Friday, October 29, 2010

Elizabeth Alexander’s “Praise Song for the Day”


Elizabeth Alexander’s Praise Song for the Day. St. Paul, Minnesota: Graywolf Press, 2009.

Written for President Barack Obama’s inauguration, “Praise Song for the Day” by poet Elizabeth Alexander is a remembrance of times past, an appreciation for the present, and, to invoke Obama’s phrasing, an affirmation of "hope" for the future. Alexander reminds her audience that the buildings which will become both office and home for Obama were built on the backs of slaves, and those men and women, along with many others in proceeding generations from then until now, have made Obama’s presidency a possibility and now a reality.

Thinking of the past, present, and future, Alexander writes the words: “We cross dirt roads and highways that mark / the will of some and then others, who said / I need to see what’s on the other side. / I know there’s something better down the road.” The building of roads mark the progress of our nation from coast to coast and from town to city, but it also reveals the American spirit to strive upward, to rise and rise again.

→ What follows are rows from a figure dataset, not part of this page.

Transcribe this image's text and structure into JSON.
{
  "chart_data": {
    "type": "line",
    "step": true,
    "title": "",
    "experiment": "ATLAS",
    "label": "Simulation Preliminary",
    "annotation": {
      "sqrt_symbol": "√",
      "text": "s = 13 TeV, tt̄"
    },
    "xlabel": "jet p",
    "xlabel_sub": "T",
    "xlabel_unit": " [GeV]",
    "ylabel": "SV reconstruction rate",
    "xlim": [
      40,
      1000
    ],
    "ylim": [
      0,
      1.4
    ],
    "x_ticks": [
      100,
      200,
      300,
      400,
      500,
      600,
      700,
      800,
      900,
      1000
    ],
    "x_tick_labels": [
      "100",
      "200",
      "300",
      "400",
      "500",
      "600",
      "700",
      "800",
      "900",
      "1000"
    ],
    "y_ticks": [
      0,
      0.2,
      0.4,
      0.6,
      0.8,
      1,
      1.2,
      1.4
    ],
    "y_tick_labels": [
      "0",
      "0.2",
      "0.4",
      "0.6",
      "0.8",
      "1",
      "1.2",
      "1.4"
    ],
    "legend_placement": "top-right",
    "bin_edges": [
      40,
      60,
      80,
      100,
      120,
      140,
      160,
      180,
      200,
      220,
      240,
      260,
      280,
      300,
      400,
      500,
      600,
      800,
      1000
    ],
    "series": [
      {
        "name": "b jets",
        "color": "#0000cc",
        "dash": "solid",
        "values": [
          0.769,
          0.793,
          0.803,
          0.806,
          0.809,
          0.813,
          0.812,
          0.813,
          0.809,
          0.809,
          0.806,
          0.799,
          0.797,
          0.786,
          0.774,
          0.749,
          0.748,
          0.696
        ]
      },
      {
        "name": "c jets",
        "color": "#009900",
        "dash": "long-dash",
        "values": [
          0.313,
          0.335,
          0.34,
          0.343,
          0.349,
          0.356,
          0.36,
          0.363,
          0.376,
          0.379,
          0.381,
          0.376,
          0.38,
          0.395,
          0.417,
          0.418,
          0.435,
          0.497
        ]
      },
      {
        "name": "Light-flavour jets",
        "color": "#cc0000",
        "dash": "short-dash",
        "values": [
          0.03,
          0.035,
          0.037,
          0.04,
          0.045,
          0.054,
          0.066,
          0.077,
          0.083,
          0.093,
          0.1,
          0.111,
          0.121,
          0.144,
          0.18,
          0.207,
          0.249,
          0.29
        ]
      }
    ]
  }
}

The symbolism is connected with Obama as at one time he could not have even voted in a Presidential election, and now, a Harvard Law graduate and U.S. Senator, he holds the highest office in our country and the most powerful position in the world. This progression leads the audience to appreciate the present while looking with hope to the future when even more barriers will be torn down and love, perhaps “the mightiest word" notes Alexander, will be shown to all citizens of both the United States and the world.